# Thread: characteristic function

1. ## characteristic function

A = {(x,y) in R^2: x > 0 and 0< y < x^2}

Define f:R^2 -->R by f(x,y) = 0 if (x,y) not in A
= 1 if (x,y) in A

Fix h in R^2. Define g: R -->R with g_h(t) = f(t.h)
Show that g is continuous at 0
I dont understand how the funtion g_h(t) = f(t.h) work?

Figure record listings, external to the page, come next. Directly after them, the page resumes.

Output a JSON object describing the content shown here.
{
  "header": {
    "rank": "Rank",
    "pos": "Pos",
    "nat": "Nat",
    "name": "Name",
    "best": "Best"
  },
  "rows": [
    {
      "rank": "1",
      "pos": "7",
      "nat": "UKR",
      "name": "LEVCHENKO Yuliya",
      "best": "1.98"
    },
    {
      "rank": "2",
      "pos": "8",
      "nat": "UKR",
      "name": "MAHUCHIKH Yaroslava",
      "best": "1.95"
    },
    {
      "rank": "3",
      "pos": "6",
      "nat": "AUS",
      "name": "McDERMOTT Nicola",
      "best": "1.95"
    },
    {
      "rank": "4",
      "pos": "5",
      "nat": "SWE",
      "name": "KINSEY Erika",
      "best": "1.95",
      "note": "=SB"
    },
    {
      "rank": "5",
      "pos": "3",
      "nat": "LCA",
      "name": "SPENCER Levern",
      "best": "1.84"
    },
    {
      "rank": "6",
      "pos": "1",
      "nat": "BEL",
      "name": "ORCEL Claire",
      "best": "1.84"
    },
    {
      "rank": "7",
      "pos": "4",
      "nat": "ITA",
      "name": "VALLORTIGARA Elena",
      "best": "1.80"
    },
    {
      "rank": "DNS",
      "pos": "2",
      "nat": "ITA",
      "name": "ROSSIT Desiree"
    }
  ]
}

I just use the defintnition of continuity,
This is what I done so far:

given e > 0, there exists d > 0 such that |f(t.h) - 0|< e
But I dont know how to get from |f(t.h) - 0| to |f(t.h) - 0|< e

2. Fix $\displaystyle (h_1,h_2)\in\mathbb{R}^2$.

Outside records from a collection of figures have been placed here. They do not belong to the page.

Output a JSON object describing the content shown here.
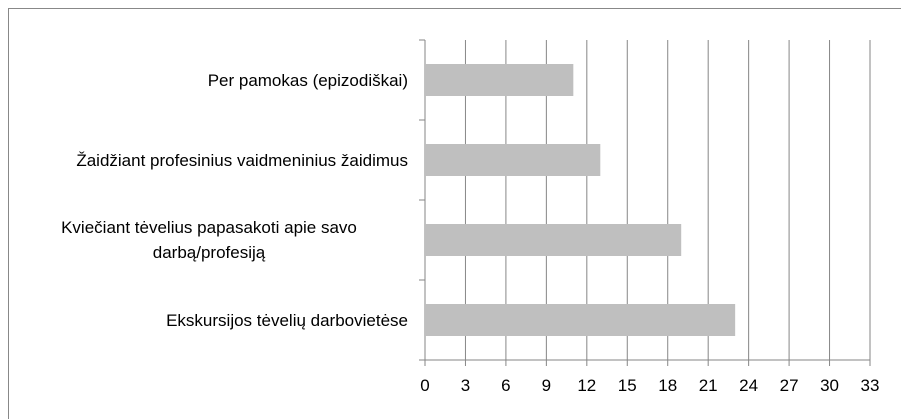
{
  "chart_data": {
    "type": "bar",
    "orientation": "horizontal",
    "categories": [
      "Per pamokas (epizodiškai)",
      "Žaidžiant profesinius vaidmeninius žaidimus",
      "Kviečiant tėvelius papasakoti apie savo darbą/profesiją",
      "Ekskursijos tėvelių darbovietėse"
    ],
    "values": [
      11,
      13,
      19,
      23
    ],
    "color": "#bfbfbf",
    "xlim": [
      0,
      33
    ],
    "xticks": [
      0,
      3,
      6,
      9,
      12,
      15,
      18,
      21,
      24,
      27,
      30,
      33
    ],
    "grid": true
  }
}
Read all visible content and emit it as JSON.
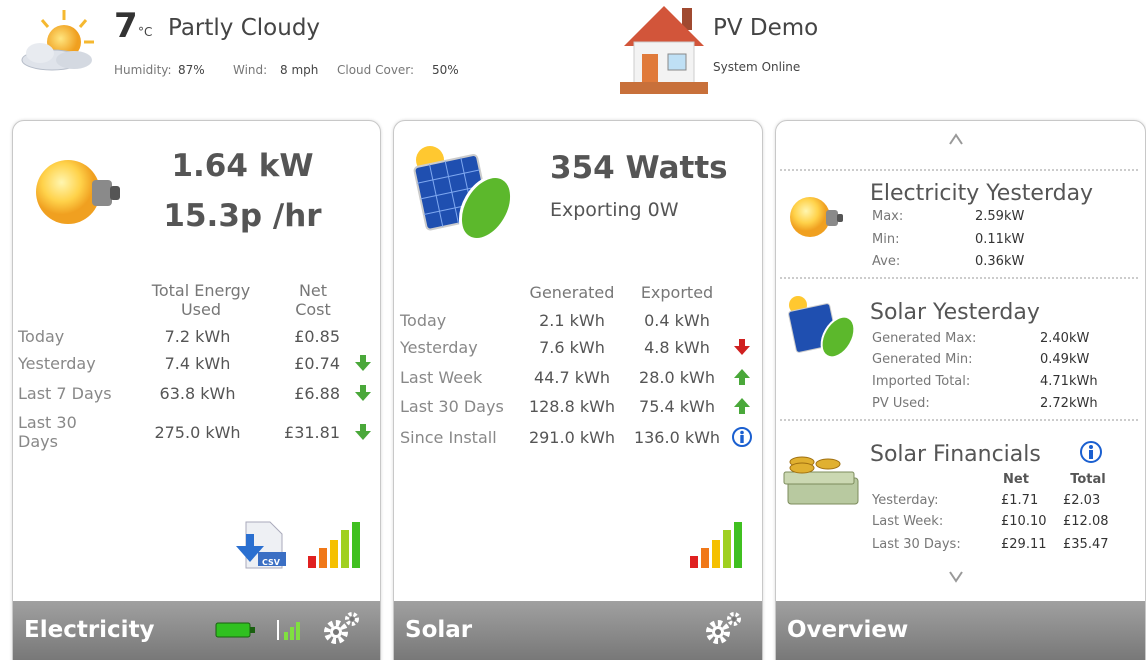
{
  "weather": {
    "temperature": "7",
    "unit": "°C",
    "condition": "Partly Cloudy",
    "humidity": {
      "label": "Humidity:",
      "value": "87%"
    },
    "wind": {
      "label": "Wind:",
      "value": "8 mph"
    },
    "cloud_cover": {
      "label": "Cloud Cover:",
      "value": "50%"
    }
  },
  "system": {
    "name": "PV Demo",
    "status": "System Online"
  },
  "electricity": {
    "power": "1.64 kW",
    "cost_rate": "15.3p /hr",
    "headers": [
      "Total Energy Used",
      "Net Cost"
    ],
    "rows": [
      [
        "Today",
        "7.2 kWh",
        "£0.85"
      ],
      [
        "Yesterday",
        "7.4 kWh",
        "£0.74"
      ],
      [
        "Last 7 Days",
        "63.8 kWh",
        "£6.88"
      ],
      [
        "Last 30 Days",
        "275.0 kWh",
        "£31.81"
      ]
    ],
    "csv_icon": "CSV",
    "footer": "Electricity"
  },
  "solar": {
    "power": "354 Watts",
    "status": "Exporting 0W",
    "headers": [
      "Generated",
      "Exported"
    ],
    "rows": [
      [
        "Today",
        "2.1 kWh",
        "0.4 kWh"
      ],
      [
        "Yesterday",
        "7.6 kWh",
        "4.8 kWh"
      ],
      [
        "Last Week",
        "44.7 kWh",
        "28.0 kWh"
      ],
      [
        "Last 30 Days",
        "128.8 kWh",
        "75.4 kWh"
      ],
      [
        "Since Install",
        "291.0 kWh",
        "136.0 kWh"
      ]
    ],
    "footer": "Solar"
  },
  "overview": {
    "electricity_yesterday": {
      "title": "Electricity Yesterday",
      "rows": [
        [
          "Max:",
          "2.59kW"
        ],
        [
          "Min:",
          "0.11kW"
        ],
        [
          "Ave:",
          "0.36kW"
        ]
      ]
    },
    "solar_yesterday": {
      "title": "Solar Yesterday",
      "rows": [
        [
          "Generated Max:",
          "2.40kW"
        ],
        [
          "Generated Min:",
          "0.49kW"
        ],
        [
          "Imported Total:",
          "4.71kWh"
        ],
        [
          "PV Used:",
          "2.72kWh"
        ]
      ]
    },
    "solar_financials": {
      "title": "Solar Financials",
      "headers": [
        "Net",
        "Total"
      ],
      "rows": [
        [
          "Yesterday:",
          "£1.71",
          "£2.03"
        ],
        [
          "Last Week:",
          "£10.10",
          "£12.08"
        ],
        [
          "Last 30 Days:",
          "£29.11",
          "£35.47"
        ]
      ]
    },
    "footer": "Overview"
  }
}
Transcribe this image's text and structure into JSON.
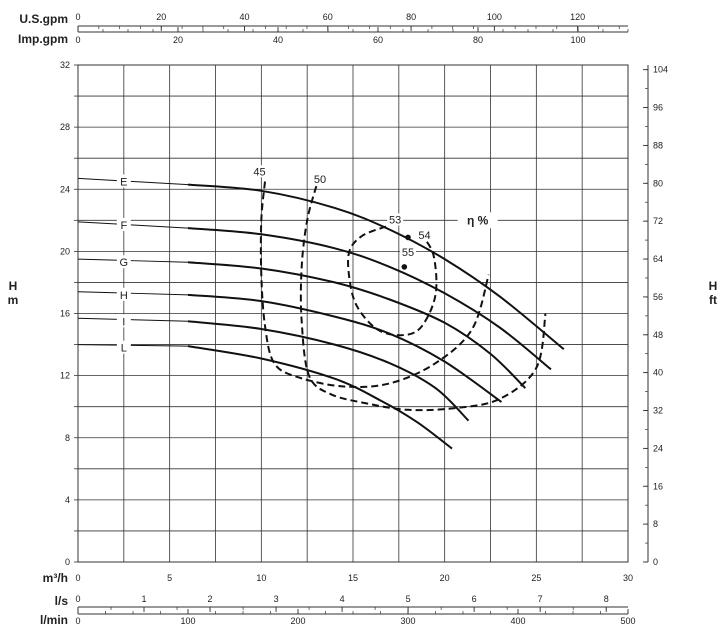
{
  "chart_data": {
    "type": "line",
    "title": "",
    "axes": {
      "m3h": {
        "label": "m³/h",
        "range": [
          0,
          30
        ],
        "ticks": [
          0,
          5,
          10,
          15,
          20,
          25,
          30
        ]
      },
      "ls": {
        "label": "l/s",
        "range": [
          0,
          8.33
        ],
        "ticks": [
          0,
          1,
          2,
          3,
          4,
          5,
          6,
          7,
          8
        ]
      },
      "lmin": {
        "label": "l/min",
        "range": [
          0,
          500
        ],
        "ticks": [
          0,
          100,
          200,
          300,
          400,
          500
        ]
      },
      "usgpm": {
        "label": "U.S.gpm",
        "range": [
          0,
          132.1
        ],
        "ticks": [
          0,
          20,
          40,
          60,
          80,
          100,
          120
        ]
      },
      "impgpm": {
        "label": "Imp.gpm",
        "range": [
          0,
          110
        ],
        "ticks": [
          0,
          20,
          40,
          60,
          80,
          100
        ]
      },
      "hm": {
        "label": "H\nm",
        "range": [
          0,
          32
        ],
        "ticks": [
          0,
          4,
          8,
          12,
          16,
          20,
          24,
          28,
          32
        ]
      },
      "hft": {
        "label": "H\nft",
        "range": [
          0,
          104.99
        ],
        "ticks": [
          0,
          8,
          16,
          24,
          32,
          40,
          48,
          56,
          64,
          72,
          80,
          88,
          96,
          104
        ]
      }
    },
    "grid": true,
    "series": [
      {
        "name": "E",
        "x": [
          0,
          6,
          10,
          14,
          17,
          20,
          23,
          26.5
        ],
        "y": [
          24.7,
          24.3,
          23.9,
          22.8,
          21.4,
          19.5,
          17.1,
          13.7
        ]
      },
      {
        "name": "F",
        "x": [
          0,
          6,
          10,
          14,
          17,
          20,
          23,
          25.8
        ],
        "y": [
          21.9,
          21.5,
          21.1,
          20.2,
          19.0,
          17.3,
          15.1,
          12.4
        ]
      },
      {
        "name": "G",
        "x": [
          0,
          6,
          10,
          14,
          17,
          20,
          22.5,
          24.4
        ],
        "y": [
          19.5,
          19.3,
          18.9,
          18.0,
          16.9,
          15.4,
          13.4,
          11.2
        ]
      },
      {
        "name": "H",
        "x": [
          0,
          6,
          10,
          14,
          17,
          20,
          23.1
        ],
        "y": [
          17.4,
          17.2,
          16.8,
          15.8,
          14.7,
          12.9,
          10.3
        ]
      },
      {
        "name": "I",
        "x": [
          0,
          6,
          10,
          14,
          17,
          19.5,
          21.3
        ],
        "y": [
          15.7,
          15.5,
          15.0,
          14.0,
          12.8,
          11.2,
          9.1
        ]
      },
      {
        "name": "L",
        "x": [
          0,
          6,
          10,
          14,
          16.5,
          18.5,
          20.4
        ],
        "y": [
          14.0,
          13.9,
          13.1,
          11.8,
          10.4,
          9.0,
          7.3
        ]
      }
    ],
    "efficiency": {
      "label": "η %",
      "lines": [
        {
          "name": "45",
          "x": [
            10.2,
            10.0,
            10.0,
            10.2,
            10.7,
            12.0,
            14.5,
            17.0,
            19.5,
            21.5,
            22.4
          ],
          "y": [
            24.5,
            22.0,
            18.5,
            15.2,
            12.8,
            11.9,
            11.3,
            11.5,
            12.8,
            15.0,
            18.5
          ]
        },
        {
          "name": "50",
          "x": [
            13.0,
            12.5,
            12.2,
            12.2,
            12.6,
            13.8,
            15.8,
            18.0,
            20.5,
            23.0,
            25.0,
            25.5
          ],
          "y": [
            24.2,
            22.0,
            19.0,
            15.5,
            12.0,
            10.8,
            10.2,
            9.8,
            9.9,
            10.5,
            12.5,
            16.0
          ]
        },
        {
          "name": "53",
          "x": [
            16.8,
            15.5,
            14.8,
            14.8,
            15.2,
            16.3,
            17.6,
            18.7,
            19.5,
            19.4,
            18.8
          ],
          "y": [
            21.6,
            21.0,
            20.0,
            18.3,
            16.5,
            15.0,
            14.6,
            15.1,
            17.2,
            19.7,
            21.0
          ]
        }
      ],
      "labels": [
        {
          "text": "45",
          "x": 9.9,
          "y": 24.9
        },
        {
          "text": "50",
          "x": 13.2,
          "y": 24.4
        },
        {
          "text": "53",
          "x": 17.3,
          "y": 21.8
        },
        {
          "text": "54",
          "x": 18.9,
          "y": 20.8
        },
        {
          "text": "55",
          "x": 18.0,
          "y": 19.7
        }
      ],
      "points": [
        {
          "name": "54",
          "x": 18.0,
          "y": 20.9
        },
        {
          "name": "55",
          "x": 17.8,
          "y": 19.0
        }
      ],
      "symbol_position": {
        "x": 21.8,
        "y": 22.0
      }
    }
  }
}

Since $\displaystyle f(0,0)=g_h(0)=0$, you need to show that when $\displaystyle t$ is small enogh $\displaystyle (th_1,th_2)\in A^c$. If
$\displaystyle h_1$ is 0, it is clear that $\displaystyle (th_1,th_2)\$ is never in $\displaystyle A$. If $\displaystyle h_1\neq 0$, you have only to care of the limit direction in $\displaystyle t$ (+ or -) which makes
$\displaystyle th_1$ positive. The other direction gives the constant function 0. In this case you have to show

$\displaystyle th_1\geq t^2h_2^2$

for $\displaystyle t$ small enogh. If $\displaystyle h_1$ is positive it is almost immediate you can do it (when $\displaystyle t\to 0^+$). If $\displaystyle h_1$ is negative and $\displaystyle t\to 0^-$ the inequality

$\displaystyle h_1\leq th_2^2$

is also fulfilled for $\displaystyle t$ small enough.